Flat tables can be used more easily in Business Intelligence tools, such as BiSight Portal, Pentaho, BIRT, Tableau, etc.
Running job files:
There's a command-line utility to execute job files:
bisight-etl etl:run my/jobfile.xml
Executing multiple job files
You can wrap 1 or more job elements into a jobs element, to run multiple jobs
in one command, in sequence.
You can also use XInclude to include multiple job files into a single jobs file.
Here's a simple example:
<?xml version="1.0" ?>
<jobs xmlns:xi="http://www.w3.org/2001/XInclude">
<xi:include href="first_job.xml" />
<xi:include href="second_job.xml" />
<job>
<!-- extractor, transformer, loader configs here -->
</job>
</jobs>
These can then all be executed in sequence using the etl:run command described earlier.
Variables in jobfiles
It can be practical to use variables in your jobfiles.
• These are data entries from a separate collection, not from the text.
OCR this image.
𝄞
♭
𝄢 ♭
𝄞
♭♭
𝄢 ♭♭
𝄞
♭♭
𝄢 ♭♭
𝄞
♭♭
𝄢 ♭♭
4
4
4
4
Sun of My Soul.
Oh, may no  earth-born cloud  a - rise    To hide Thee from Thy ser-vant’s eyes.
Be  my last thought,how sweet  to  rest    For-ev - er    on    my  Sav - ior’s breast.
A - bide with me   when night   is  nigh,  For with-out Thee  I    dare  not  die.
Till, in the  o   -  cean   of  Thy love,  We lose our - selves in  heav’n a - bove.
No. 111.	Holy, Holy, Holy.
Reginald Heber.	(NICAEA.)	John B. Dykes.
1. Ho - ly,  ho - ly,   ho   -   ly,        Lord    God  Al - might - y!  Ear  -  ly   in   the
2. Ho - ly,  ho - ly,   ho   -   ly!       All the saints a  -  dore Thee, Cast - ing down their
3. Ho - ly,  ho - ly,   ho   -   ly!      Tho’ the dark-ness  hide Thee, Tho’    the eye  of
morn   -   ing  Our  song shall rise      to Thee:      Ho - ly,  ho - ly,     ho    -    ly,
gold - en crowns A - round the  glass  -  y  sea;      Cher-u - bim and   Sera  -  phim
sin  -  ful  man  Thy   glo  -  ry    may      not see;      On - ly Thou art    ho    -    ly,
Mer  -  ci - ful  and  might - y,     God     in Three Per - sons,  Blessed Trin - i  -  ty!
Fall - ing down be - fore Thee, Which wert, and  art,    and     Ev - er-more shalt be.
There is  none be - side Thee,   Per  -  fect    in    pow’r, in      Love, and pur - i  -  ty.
For example for basepaths, or dbnames.
You can do that like this:
<?xml version="1.0" ?>
<job name="Invoice information">
<extractor>
<class>BiSight\Etl\Extractor\PdoExtractor</class>
<argument name="dbname">{{dbname}}</argument>
<!-- etc... -->
Then you can provide the variable on the cli to the job runner:
bisight-etl etl:run my/jobfile.xml dbname=exampledb
You can use and pass as many variables as you want.